Хранящиеся в берлинском архиве письма написаны по-русски, по-немецки, по-французски, по-грузински3. Их авторы - генералы, офицеры, канцеляристы и интенданты, месяц тому назад принимавшие участие в Цорндорфской баталии. Численно преобладают офицеры в невысоких чинах. Это самая настоящая "лейтенантская", или, точнее, "поручицкая", проза - порой наивные свидетельства нижнего офицерского звена русской армии.
Перед нами толстовский взгляд на войну, материализованный почти в сотне писем, написанных за сто лет до Толстого.
В 1868 г., то есть 110 лет спустя после битвы при Цорндорфе, активный участник Крымской войны отставной поручик граф Лев Толстой на страницах журнала "Русский архив" сформулировал мысль о лживости официальных реляций, описывающих ход сражения. А ведь именно на этих реляциях основывают свое повествование военные историки!
"Объездите все войска тотчас после сражения, даже на другой, третий день, до тех пор, пока не написаны реляции, и спрашивайте у всех солдат, у старших и низших начальников о том, как было дело; вам будут рассказывать то, что испытали и видели все эти люди, и в вас образуется величественное, сложное, до бесконечности разнообразное и тяжелое, неясное впечатление; и ни от кого, еще менее от главнокомандующего, вы не узнаете, как было всё дело. Но через два-три дня начинают подавать реляции, говоруны начинают рассказывать, как было то, чего они не видали; наконец, составляется общее донесение, и по этому донесению составляется общее мнение армии. Каждому облегчительно променять свои сомнения и вопросы на это лживое, но ясное и всегда лестное представление. Через месяц и два расспрашивайте человека, участвовавшего в сражении, - уж вы не чувствуете в его рассказе того сырого жизненного материала, который был прежде, а он рассказывает по реляции"4.

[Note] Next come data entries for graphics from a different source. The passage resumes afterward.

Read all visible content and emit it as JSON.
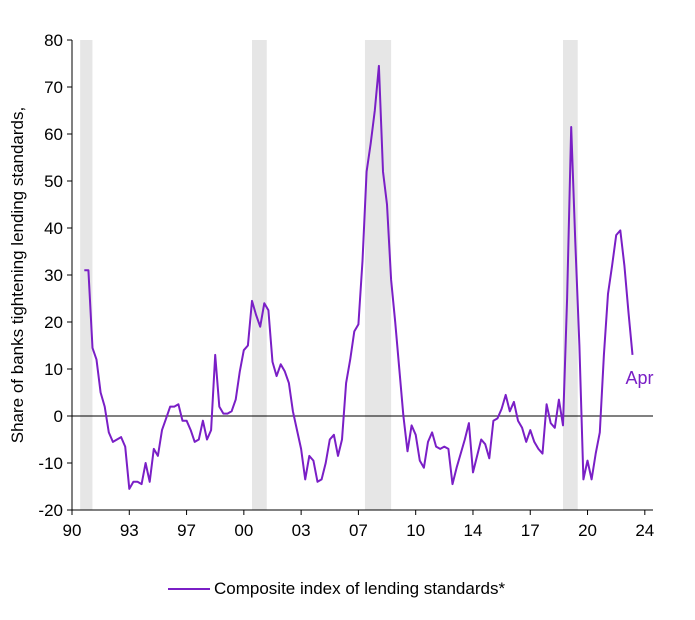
{
  "chart_data": {
    "type": "line",
    "title": "",
    "xlabel": "",
    "ylabel": "Share of banks tightening lending standards,",
    "xlim": [
      1990,
      2025.5
    ],
    "ylim": [
      -20,
      80
    ],
    "yticks": [
      -20,
      -10,
      0,
      10,
      20,
      30,
      40,
      50,
      60,
      70,
      80
    ],
    "xticks": [
      {
        "x": 1990,
        "label": "90"
      },
      {
        "x": 1993.5,
        "label": "93"
      },
      {
        "x": 1997,
        "label": "97"
      },
      {
        "x": 2000.5,
        "label": "00"
      },
      {
        "x": 2004,
        "label": "03"
      },
      {
        "x": 2007.5,
        "label": "07"
      },
      {
        "x": 2011,
        "label": "10"
      },
      {
        "x": 2014.5,
        "label": "14"
      },
      {
        "x": 2018,
        "label": "17"
      },
      {
        "x": 2021.5,
        "label": "20"
      },
      {
        "x": 2025,
        "label": "24"
      }
    ],
    "recessions": [
      [
        1990.5,
        1991.25
      ],
      [
        2001.0,
        2001.9
      ],
      [
        2007.9,
        2009.5
      ],
      [
        2020.0,
        2020.9
      ]
    ],
    "grid": false,
    "legend": "bottom",
    "series": [
      {
        "name": "Composite index of lending standards*",
        "color": "#7a1fc6",
        "points": [
          [
            1990.75,
            31
          ],
          [
            1991.0,
            31
          ],
          [
            1991.25,
            14.5
          ],
          [
            1991.5,
            12
          ],
          [
            1991.75,
            5
          ],
          [
            1992.0,
            2
          ],
          [
            1992.25,
            -3.5
          ],
          [
            1992.5,
            -5.5
          ],
          [
            1992.75,
            -5
          ],
          [
            1993.0,
            -4.5
          ],
          [
            1993.25,
            -6.5
          ],
          [
            1993.5,
            -15.5
          ],
          [
            1993.75,
            -14
          ],
          [
            1994.0,
            -14
          ],
          [
            1994.25,
            -14.5
          ],
          [
            1994.5,
            -10
          ],
          [
            1994.75,
            -14
          ],
          [
            1995.0,
            -7
          ],
          [
            1995.25,
            -8.5
          ],
          [
            1995.5,
            -3
          ],
          [
            1995.75,
            -0.5
          ],
          [
            1996.0,
            2
          ],
          [
            1996.25,
            2
          ],
          [
            1996.5,
            2.5
          ],
          [
            1996.75,
            -1
          ],
          [
            1997.0,
            -1
          ],
          [
            1997.25,
            -3
          ],
          [
            1997.5,
            -5.5
          ],
          [
            1997.75,
            -5
          ],
          [
            1998.0,
            -1
          ],
          [
            1998.25,
            -5
          ],
          [
            1998.5,
            -3
          ],
          [
            1998.75,
            13
          ],
          [
            1999.0,
            2
          ],
          [
            1999.25,
            0.5
          ],
          [
            1999.5,
            0.5
          ],
          [
            1999.75,
            1
          ],
          [
            2000.0,
            3.5
          ],
          [
            2000.25,
            9.5
          ],
          [
            2000.5,
            14
          ],
          [
            2000.75,
            15
          ],
          [
            2001.0,
            24.5
          ],
          [
            2001.25,
            21.5
          ],
          [
            2001.5,
            19
          ],
          [
            2001.75,
            24
          ],
          [
            2002.0,
            22.5
          ],
          [
            2002.25,
            11.5
          ],
          [
            2002.5,
            8.5
          ],
          [
            2002.75,
            11
          ],
          [
            2003.0,
            9.5
          ],
          [
            2003.25,
            7
          ],
          [
            2003.5,
            1
          ],
          [
            2003.75,
            -3
          ],
          [
            2004.0,
            -7
          ],
          [
            2004.25,
            -13.5
          ],
          [
            2004.5,
            -8.5
          ],
          [
            2004.75,
            -9.5
          ],
          [
            2005.0,
            -14
          ],
          [
            2005.25,
            -13.5
          ],
          [
            2005.5,
            -10
          ],
          [
            2005.75,
            -5
          ],
          [
            2006.0,
            -4
          ],
          [
            2006.25,
            -8.5
          ],
          [
            2006.5,
            -5
          ],
          [
            2006.75,
            7
          ],
          [
            2007.0,
            12
          ],
          [
            2007.25,
            18
          ],
          [
            2007.5,
            19.5
          ],
          [
            2007.75,
            33
          ],
          [
            2008.0,
            52
          ],
          [
            2008.25,
            58
          ],
          [
            2008.5,
            65
          ],
          [
            2008.75,
            74.5
          ],
          [
            2009.0,
            52
          ],
          [
            2009.25,
            45
          ],
          [
            2009.5,
            29
          ],
          [
            2009.75,
            20
          ],
          [
            2010.0,
            10
          ],
          [
            2010.25,
            0
          ],
          [
            2010.5,
            -7.5
          ],
          [
            2010.75,
            -2
          ],
          [
            2011.0,
            -4
          ],
          [
            2011.25,
            -9.5
          ],
          [
            2011.5,
            -11
          ],
          [
            2011.75,
            -5.5
          ],
          [
            2012.0,
            -3.5
          ],
          [
            2012.25,
            -6.5
          ],
          [
            2012.5,
            -7
          ],
          [
            2012.75,
            -6.5
          ],
          [
            2013.0,
            -7
          ],
          [
            2013.25,
            -14.5
          ],
          [
            2013.5,
            -11
          ],
          [
            2013.75,
            -8
          ],
          [
            2014.0,
            -5
          ],
          [
            2014.25,
            -1.5
          ],
          [
            2014.5,
            -12
          ],
          [
            2014.75,
            -8.5
          ],
          [
            2015.0,
            -5
          ],
          [
            2015.25,
            -6
          ],
          [
            2015.5,
            -9
          ],
          [
            2015.75,
            -1
          ],
          [
            2016.0,
            -0.5
          ],
          [
            2016.25,
            1.5
          ],
          [
            2016.5,
            4.5
          ],
          [
            2016.75,
            1
          ],
          [
            2017.0,
            3
          ],
          [
            2017.25,
            -1
          ],
          [
            2017.5,
            -2.5
          ],
          [
            2017.75,
            -5.5
          ],
          [
            2018.0,
            -3
          ],
          [
            2018.25,
            -5.5
          ],
          [
            2018.5,
            -7
          ],
          [
            2018.75,
            -8
          ],
          [
            2019.0,
            2.5
          ],
          [
            2019.25,
            -1.5
          ],
          [
            2019.5,
            -2.5
          ],
          [
            2019.75,
            3.5
          ],
          [
            2020.0,
            -2
          ],
          [
            2020.25,
            25
          ],
          [
            2020.5,
            61.5
          ],
          [
            2020.75,
            37
          ],
          [
            2021.0,
            15
          ],
          [
            2021.25,
            -13.5
          ],
          [
            2021.5,
            -9.5
          ],
          [
            2021.75,
            -13.5
          ],
          [
            2022.0,
            -8
          ],
          [
            2022.25,
            -3.5
          ],
          [
            2022.5,
            13
          ],
          [
            2022.75,
            26
          ],
          [
            2023.0,
            32
          ],
          [
            2023.25,
            38.5
          ],
          [
            2023.5,
            39.5
          ],
          [
            2023.75,
            32
          ],
          [
            2024.0,
            22
          ],
          [
            2024.25,
            13
          ]
        ]
      }
    ],
    "annotation": {
      "text": "Apr",
      "x": 2024.25,
      "y": 13
    }
  }
}
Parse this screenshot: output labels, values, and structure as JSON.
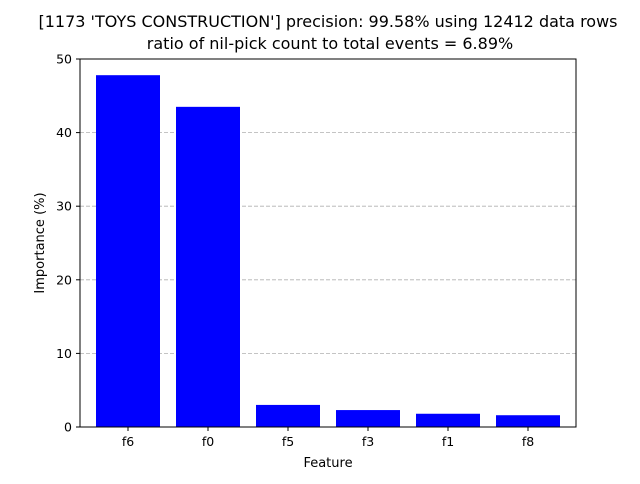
{
  "chart_data": {
    "type": "bar",
    "title": "[1173 'TOYS CONSTRUCTION'] precision: 99.58% using 12412 data rows",
    "subtitle": "ratio of nil-pick count to total events = 6.89%",
    "xlabel": "Feature",
    "ylabel": "Importance (%)",
    "categories": [
      "f6",
      "f0",
      "f5",
      "f3",
      "f1",
      "f8"
    ],
    "values": [
      47.8,
      43.5,
      3.0,
      2.3,
      1.8,
      1.6
    ],
    "ylim": [
      0,
      50
    ],
    "yticks": [
      0,
      10,
      20,
      30,
      40,
      50
    ],
    "grid": "y-dashed",
    "bar_color": "#0000ff",
    "grid_color": "#b0b0b0"
  }
}
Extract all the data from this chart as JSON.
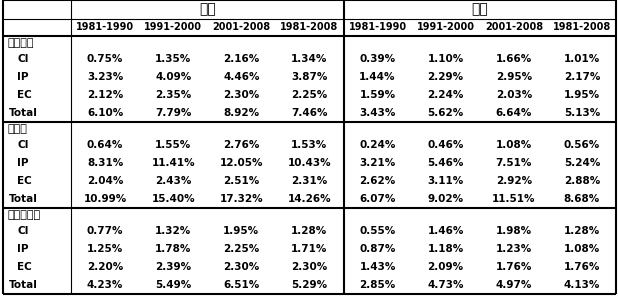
{
  "period_headers": [
    "1981-1990",
    "1991-2000",
    "2001-2008",
    "1981-2008"
  ],
  "sections": [
    {
      "name": "経済全体",
      "rows": [
        {
          "label": "CI",
          "jp": [
            "0.75%",
            "1.35%",
            "2.16%",
            "1.34%"
          ],
          "kr": [
            "0.39%",
            "1.10%",
            "1.66%",
            "1.01%"
          ]
        },
        {
          "label": "IP",
          "jp": [
            "3.23%",
            "4.09%",
            "4.46%",
            "3.87%"
          ],
          "kr": [
            "1.44%",
            "2.29%",
            "2.95%",
            "2.17%"
          ]
        },
        {
          "label": "EC",
          "jp": [
            "2.12%",
            "2.35%",
            "2.30%",
            "2.25%"
          ],
          "kr": [
            "1.59%",
            "2.24%",
            "2.03%",
            "1.95%"
          ]
        },
        {
          "label": "Total",
          "jp": [
            "6.10%",
            "7.79%",
            "8.92%",
            "7.46%"
          ],
          "kr": [
            "3.43%",
            "5.62%",
            "6.64%",
            "5.13%"
          ]
        }
      ]
    },
    {
      "name": "製造業",
      "rows": [
        {
          "label": "CI",
          "jp": [
            "0.64%",
            "1.55%",
            "2.76%",
            "1.53%"
          ],
          "kr": [
            "0.24%",
            "0.46%",
            "1.08%",
            "0.56%"
          ]
        },
        {
          "label": "IP",
          "jp": [
            "8.31%",
            "11.41%",
            "12.05%",
            "10.43%"
          ],
          "kr": [
            "3.21%",
            "5.46%",
            "7.51%",
            "5.24%"
          ]
        },
        {
          "label": "EC",
          "jp": [
            "2.04%",
            "2.43%",
            "2.51%",
            "2.31%"
          ],
          "kr": [
            "2.62%",
            "3.11%",
            "2.92%",
            "2.88%"
          ]
        },
        {
          "label": "Total",
          "jp": [
            "10.99%",
            "15.40%",
            "17.32%",
            "14.26%"
          ],
          "kr": [
            "6.07%",
            "9.02%",
            "11.51%",
            "8.68%"
          ]
        }
      ]
    },
    {
      "name": "サービス業",
      "rows": [
        {
          "label": "CI",
          "jp": [
            "0.77%",
            "1.32%",
            "1.95%",
            "1.28%"
          ],
          "kr": [
            "0.55%",
            "1.46%",
            "1.98%",
            "1.28%"
          ]
        },
        {
          "label": "IP",
          "jp": [
            "1.25%",
            "1.78%",
            "2.25%",
            "1.71%"
          ],
          "kr": [
            "0.87%",
            "1.18%",
            "1.23%",
            "1.08%"
          ]
        },
        {
          "label": "EC",
          "jp": [
            "2.20%",
            "2.39%",
            "2.30%",
            "2.30%"
          ],
          "kr": [
            "1.43%",
            "2.09%",
            "1.76%",
            "1.76%"
          ]
        },
        {
          "label": "Total",
          "jp": [
            "4.23%",
            "5.49%",
            "6.51%",
            "5.29%"
          ],
          "kr": [
            "2.85%",
            "4.73%",
            "4.97%",
            "4.13%"
          ]
        }
      ]
    }
  ],
  "bg_color": "#ffffff",
  "text_color": "#000000",
  "jp_header": "日本",
  "kr_header": "韓国",
  "figw": 6.18,
  "figh": 3.03,
  "dpi": 100
}
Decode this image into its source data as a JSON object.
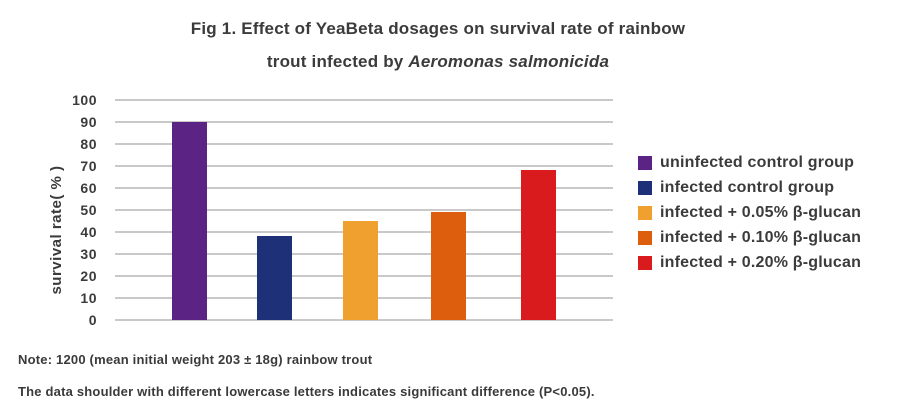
{
  "title": {
    "line1": "Fig 1. Effect of YeaBeta dosages on survival rate of rainbow",
    "line2_prefix": "trout infected by ",
    "line2_species": "Aeromonas salmonicida"
  },
  "y_axis": {
    "label": "survival rate( % )",
    "ticks": [
      "100",
      "90",
      "80",
      "70",
      "60",
      "50",
      "40",
      "30",
      "20",
      "10",
      "0"
    ]
  },
  "chart_data": {
    "type": "bar",
    "title": "Fig 1. Effect of YeaBeta dosages on survival rate of rainbow trout infected by Aeromonas salmonicida",
    "categories": [
      "uninfected control group",
      "infected control group",
      "infected + 0.05% β-glucan",
      "infected + 0.10% β-glucan",
      "infected + 0.20% β-glucan"
    ],
    "values": [
      90,
      38,
      45,
      49,
      68
    ],
    "colors": [
      "#5B2383",
      "#1E3178",
      "#F0A02F",
      "#DD5F0E",
      "#D91B1E"
    ],
    "xlabel": "",
    "ylabel": "survival rate( % )",
    "ylim": [
      0,
      100
    ],
    "ytick_step": 10,
    "grid": true,
    "legend_position": "right"
  },
  "legend": {
    "items": [
      {
        "label": "uninfected control group",
        "color": "#5B2383"
      },
      {
        "label": "infected control group",
        "color": "#1E3178"
      },
      {
        "label": "infected + 0.05% β-glucan",
        "color": "#F0A02F"
      },
      {
        "label": "infected + 0.10% β-glucan",
        "color": "#DD5F0E"
      },
      {
        "label": "infected + 0.20% β-glucan",
        "color": "#D91B1E"
      }
    ]
  },
  "notes": {
    "line1": "Note: 1200 (mean initial weight 203 ± 18g) rainbow trout",
    "line2": "The data shoulder with different lowercase letters indicates significant difference (P<0.05)."
  },
  "colors": {
    "text": "#3B3B3B",
    "gridline": "#C9C9C9",
    "background": "#FFFFFF"
  }
}
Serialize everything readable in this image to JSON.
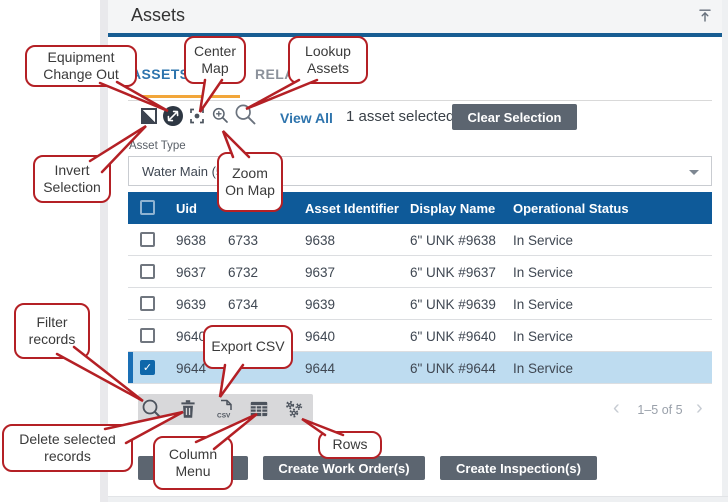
{
  "panel": {
    "title": "Assets"
  },
  "tabs": [
    {
      "label": "ASSETS"
    },
    {
      "label": "RELATED"
    }
  ],
  "toolbar": {
    "icons": [
      "invert-selection",
      "equipment-change-out",
      "center-map",
      "zoom-on-map",
      "lookup-assets"
    ],
    "view_all_label": "View All",
    "selection_status": "1 asset selected",
    "clear_selection_label": "Clear Selection"
  },
  "asset_type": {
    "label": "Asset Type",
    "value": "Water Main (5)"
  },
  "table": {
    "columns": [
      "Uid",
      "",
      "Asset Identifier",
      "Display Name",
      "Operational Status"
    ],
    "check_glyph": "✓",
    "rows": [
      {
        "uid": "9638",
        "col2": "6733",
        "asset_identifier": "9638",
        "display_name": "6\" UNK #9638",
        "status": "In Service",
        "checked": false,
        "selected": false
      },
      {
        "uid": "9637",
        "col2": "6732",
        "asset_identifier": "9637",
        "display_name": "6\" UNK #9637",
        "status": "In Service",
        "checked": false,
        "selected": false
      },
      {
        "uid": "9639",
        "col2": "6734",
        "asset_identifier": "9639",
        "display_name": "6\" UNK #9639",
        "status": "In Service",
        "checked": false,
        "selected": false
      },
      {
        "uid": "9640",
        "col2": "",
        "asset_identifier": "9640",
        "display_name": "6\" UNK #9640",
        "status": "In Service",
        "checked": false,
        "selected": false
      },
      {
        "uid": "9644",
        "col2": "",
        "asset_identifier": "9644",
        "display_name": "6\" UNK #9644",
        "status": "In Service",
        "checked": true,
        "selected": true
      }
    ]
  },
  "footer_toolbar": {
    "icons": [
      "filter-records",
      "delete-selected-records",
      "export-csv",
      "column-menu",
      "rows-settings"
    ]
  },
  "pagination": {
    "prev": "‹",
    "range_text": "1–5 of 5",
    "next": "›"
  },
  "action_buttons": [
    {
      "label": ""
    },
    {
      "label": "Create Work Order(s)"
    },
    {
      "label": "Create Inspection(s)"
    }
  ],
  "callouts": [
    {
      "id": "equipment-change-out",
      "text": "Equipment Change Out"
    },
    {
      "id": "center-map",
      "text": "Center Map"
    },
    {
      "id": "lookup-assets",
      "text": "Lookup Assets"
    },
    {
      "id": "invert-selection",
      "text": "Invert Selection"
    },
    {
      "id": "zoom-on-map",
      "text": "Zoom On Map"
    },
    {
      "id": "filter-records",
      "text": "Filter records"
    },
    {
      "id": "export-csv",
      "text": "Export CSV"
    },
    {
      "id": "delete-selected-records",
      "text": "Delete selected records"
    },
    {
      "id": "column-menu",
      "text": "Column Menu"
    },
    {
      "id": "rows",
      "text": "Rows"
    }
  ],
  "colors": {
    "header_blue": "#0e5a99",
    "selected_row": "#bedcf0",
    "selected_bar": "#1a6fb5",
    "callout_red": "#b42025",
    "tab_active_underline": "#f2a63a",
    "link_blue": "#2e74ad",
    "button_gray": "#5c6570",
    "title_rule_blue": "#175d92"
  }
}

Письма с Прусской войны написаны до того, как в офицерской среде был сформулирован и укоренен официальный взгляд на ход сражения и его итоги. Поэтому в них так много драгоценного для историка и художника "сырого жизненного материала" об изнаночной стороне любой войны и почти отсутствует то, что вызывало нескрываемое раздражение Толстого, - "особенный склад выспренней речи, в которой часто ложь и извращение переходят не только на события, но и на понимание знания события"5.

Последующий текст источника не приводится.